Post contributed by Claire Payton, John W. Hartman Center for Sales, Advertising & Marketing History intern and Ph.D. candidate, Duke University Department of History
It was 1967, and people weren’t drinking Seven-Up. Well, a few were: consumers mostly thought of the bubbly beverage as a mixer or a tonic to calm an upset stomach. But executives at the St. Louis-based Seven-Up Company were anxious to tap into a wider market. The company wanted to rebrand its product as a common soft-drink like the more well-known cola beverages, Pepsi or Coca-Cola. It enlisted a marketing team from the Chicago office of the J. Walter Thompson ad agency to help them. Out of this collaboration came one of the most famous advertising campaigns of the 20th century.
The late 1960s were a difficult time in America. The Vietnam War and the fight for civil rights divided the country. Disillusioned young people were building a robust oppositional counter-culture that rejected war, racial segregation, and violence. The summer of 1967 became known as the “Summer of Love,” a period when hippies gathered in San Francisco and cities around the country in the hopes of igniting “a renaissance of compassion, awareness, and love, and the revelation of unity for all mankind.”
Seizing on this oppositional energy, the JWT team designed a campaign that framed 7-Up as the ultimate oppositional drink: the “Uncola.” Rather than trying to play up the similarities the soda shared with its competitors, the new ads focused on its differences. In the company newsletter, the team explained “Seven-Up advertising tells people that, of the three top-selling soft drink brands, 7-Up, the Uncola, is the only one with distinctly different qualities.”
The “Uncola” struck a chord with the younger generation as the first ads appeared in 1968. They focused on puns based around “un” part of the new slogan. By portraying Coke and Pepsi as “the Establishment,” JWT effectively situated 7-Up as an alternative brand for alternative people.
The following year JWT created a contest inviting artists to submit wildly imaginative designs for 7-Up ads. The submissions were presented to the client, who chose the final images. The winner received a $2000 reward and the opportunity to work with JWT to make final versions. From this contest, JWT and the Seven-Up company built a campaign of colorful road-side billboards with psychedelic graphics. Art by young graphic designers including Pat Dypold, Ed Georges, and Milton Glaser dotted highways across the country in 1969.
A 1973 article from Southern Advertising described the success of the billboard campaign: “To zero in on the college and younger age groups, [Seven-Up executive] Roesch has developed a different approach to the use of the outdoor medium. The agency’s media department uses outdoor as a means of zeroing in on a specific target . . . instead of as a mass media that doesn’t discriminate. The boards are located accordingly, and the art used is slated to the specific likes of the age groups. The result has been demand for Seven-Up posters to be used as room decorations, party decorations, all without any promotion by the company.”

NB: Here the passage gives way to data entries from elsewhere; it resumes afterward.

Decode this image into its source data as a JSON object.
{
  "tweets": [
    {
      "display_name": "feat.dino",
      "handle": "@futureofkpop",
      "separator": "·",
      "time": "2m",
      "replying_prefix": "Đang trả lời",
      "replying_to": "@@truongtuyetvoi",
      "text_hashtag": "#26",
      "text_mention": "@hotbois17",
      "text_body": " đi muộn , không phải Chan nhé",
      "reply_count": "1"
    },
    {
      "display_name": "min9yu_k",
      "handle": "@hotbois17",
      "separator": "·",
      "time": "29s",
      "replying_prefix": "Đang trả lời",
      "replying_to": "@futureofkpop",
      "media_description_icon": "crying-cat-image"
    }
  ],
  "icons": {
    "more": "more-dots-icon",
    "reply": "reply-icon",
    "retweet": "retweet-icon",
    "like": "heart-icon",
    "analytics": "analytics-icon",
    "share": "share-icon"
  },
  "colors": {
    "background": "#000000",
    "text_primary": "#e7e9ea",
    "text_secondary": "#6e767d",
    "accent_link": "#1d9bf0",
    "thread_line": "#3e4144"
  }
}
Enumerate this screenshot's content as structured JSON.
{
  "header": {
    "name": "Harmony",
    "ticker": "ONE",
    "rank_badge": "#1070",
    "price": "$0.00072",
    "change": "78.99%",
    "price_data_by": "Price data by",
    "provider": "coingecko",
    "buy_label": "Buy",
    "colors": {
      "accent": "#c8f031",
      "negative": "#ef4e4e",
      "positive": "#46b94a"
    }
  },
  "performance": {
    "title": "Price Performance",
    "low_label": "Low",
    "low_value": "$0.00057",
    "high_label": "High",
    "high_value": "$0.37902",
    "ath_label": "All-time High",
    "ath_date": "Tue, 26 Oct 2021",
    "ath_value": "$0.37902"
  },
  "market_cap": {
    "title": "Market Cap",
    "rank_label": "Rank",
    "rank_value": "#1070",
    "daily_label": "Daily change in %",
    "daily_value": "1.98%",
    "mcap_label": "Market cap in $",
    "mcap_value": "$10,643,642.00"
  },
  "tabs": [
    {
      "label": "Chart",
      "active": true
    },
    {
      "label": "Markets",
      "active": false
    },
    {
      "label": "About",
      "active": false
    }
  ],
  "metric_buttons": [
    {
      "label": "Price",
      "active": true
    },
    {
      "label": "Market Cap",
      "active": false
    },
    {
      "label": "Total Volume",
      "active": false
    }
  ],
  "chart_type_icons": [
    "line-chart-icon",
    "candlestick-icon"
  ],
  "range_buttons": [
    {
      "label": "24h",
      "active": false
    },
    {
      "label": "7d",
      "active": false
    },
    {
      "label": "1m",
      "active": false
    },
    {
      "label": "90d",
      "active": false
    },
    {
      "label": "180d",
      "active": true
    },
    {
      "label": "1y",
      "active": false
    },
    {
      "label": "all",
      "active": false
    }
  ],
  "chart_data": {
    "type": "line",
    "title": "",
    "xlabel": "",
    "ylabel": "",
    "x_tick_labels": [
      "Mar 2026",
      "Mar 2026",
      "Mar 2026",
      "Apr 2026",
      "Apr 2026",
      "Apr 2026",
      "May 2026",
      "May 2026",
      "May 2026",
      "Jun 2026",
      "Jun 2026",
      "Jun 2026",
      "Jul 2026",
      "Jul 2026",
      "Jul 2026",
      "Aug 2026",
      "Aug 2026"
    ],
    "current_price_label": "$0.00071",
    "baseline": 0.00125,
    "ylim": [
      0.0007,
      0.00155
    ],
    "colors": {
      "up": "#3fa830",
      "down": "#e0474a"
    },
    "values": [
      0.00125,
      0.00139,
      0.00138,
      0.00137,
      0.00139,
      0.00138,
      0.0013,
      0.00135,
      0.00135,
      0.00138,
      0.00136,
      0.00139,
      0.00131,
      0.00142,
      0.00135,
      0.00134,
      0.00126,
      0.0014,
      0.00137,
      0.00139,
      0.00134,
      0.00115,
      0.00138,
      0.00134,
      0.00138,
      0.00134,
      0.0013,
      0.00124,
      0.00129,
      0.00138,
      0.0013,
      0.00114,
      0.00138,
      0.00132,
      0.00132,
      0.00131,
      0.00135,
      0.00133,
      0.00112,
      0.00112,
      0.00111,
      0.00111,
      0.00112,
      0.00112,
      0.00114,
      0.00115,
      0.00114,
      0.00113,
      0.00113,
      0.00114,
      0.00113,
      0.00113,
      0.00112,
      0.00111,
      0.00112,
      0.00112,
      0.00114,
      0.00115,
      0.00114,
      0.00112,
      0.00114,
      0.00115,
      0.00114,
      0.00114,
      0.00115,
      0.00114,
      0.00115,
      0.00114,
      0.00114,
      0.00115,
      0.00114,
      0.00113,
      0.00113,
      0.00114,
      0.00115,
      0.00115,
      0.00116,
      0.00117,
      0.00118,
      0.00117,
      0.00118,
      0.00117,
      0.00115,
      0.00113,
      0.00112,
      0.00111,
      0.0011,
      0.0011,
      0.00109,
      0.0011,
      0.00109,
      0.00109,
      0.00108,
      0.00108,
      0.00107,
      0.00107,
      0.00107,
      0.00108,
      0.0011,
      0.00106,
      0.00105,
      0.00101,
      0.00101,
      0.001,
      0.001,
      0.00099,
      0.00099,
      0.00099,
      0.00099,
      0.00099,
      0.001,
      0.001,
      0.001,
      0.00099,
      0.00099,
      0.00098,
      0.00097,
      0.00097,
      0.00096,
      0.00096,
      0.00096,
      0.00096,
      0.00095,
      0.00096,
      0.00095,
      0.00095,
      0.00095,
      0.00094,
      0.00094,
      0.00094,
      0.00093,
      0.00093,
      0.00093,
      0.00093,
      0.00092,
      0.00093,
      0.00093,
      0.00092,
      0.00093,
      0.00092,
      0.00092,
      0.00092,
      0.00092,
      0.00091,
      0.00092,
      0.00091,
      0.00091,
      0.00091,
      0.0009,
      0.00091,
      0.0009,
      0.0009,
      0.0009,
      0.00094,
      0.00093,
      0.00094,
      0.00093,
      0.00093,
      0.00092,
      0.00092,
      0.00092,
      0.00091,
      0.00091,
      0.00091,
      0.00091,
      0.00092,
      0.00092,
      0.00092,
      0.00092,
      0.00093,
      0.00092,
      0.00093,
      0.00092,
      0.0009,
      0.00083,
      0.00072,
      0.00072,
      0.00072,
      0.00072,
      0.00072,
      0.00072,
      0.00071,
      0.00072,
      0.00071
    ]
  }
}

The campaign complemented its print ads and billboards with television spots. The most memorable ads from this campaign featured Trinidadian dancer and actor Geoffrey Holder explaining the difference between ugly, dry, kola nuts and the tangy, juicy lemon and limes that flavor 7-Up. The ad broke racial barriers within the Seven-Up Company, which until then had never used black actors in its television ads.
The Uncola campaign continued into the 1970s. As times changed, the campaign tried to stay in dialog with oppositional culture by incorporating new visual mediums such as grafitti. JWT argued that “In 1968, the rebellious approach of youth was a workable parallel for the rebellious approach of Seven-Up. Today, in the Seventies, the attack remains viable.” However, 7-Up’s hard-won market share declined over the course of the decade, losing ground to the growing popularity of another lemon-lime soda, Sprite.
Perhaps the soda became a victim of its own success. The Uncola campaign had so effectively linked to the youth of the 1960s that by the 1990s, it was considered ”what old people drink,” in the words of one financial analyst, “and that’s not what you want in a soft drink.” In 1998, the company finally dropped the Uncola slogan and reinvented its formula. Since then the company has since tried several different campaigns to redefine its identity without success. Regardless, the Uncola campaign will remain a mainstay of the consumer culture of 20th century America and a sign of the times in which it was created.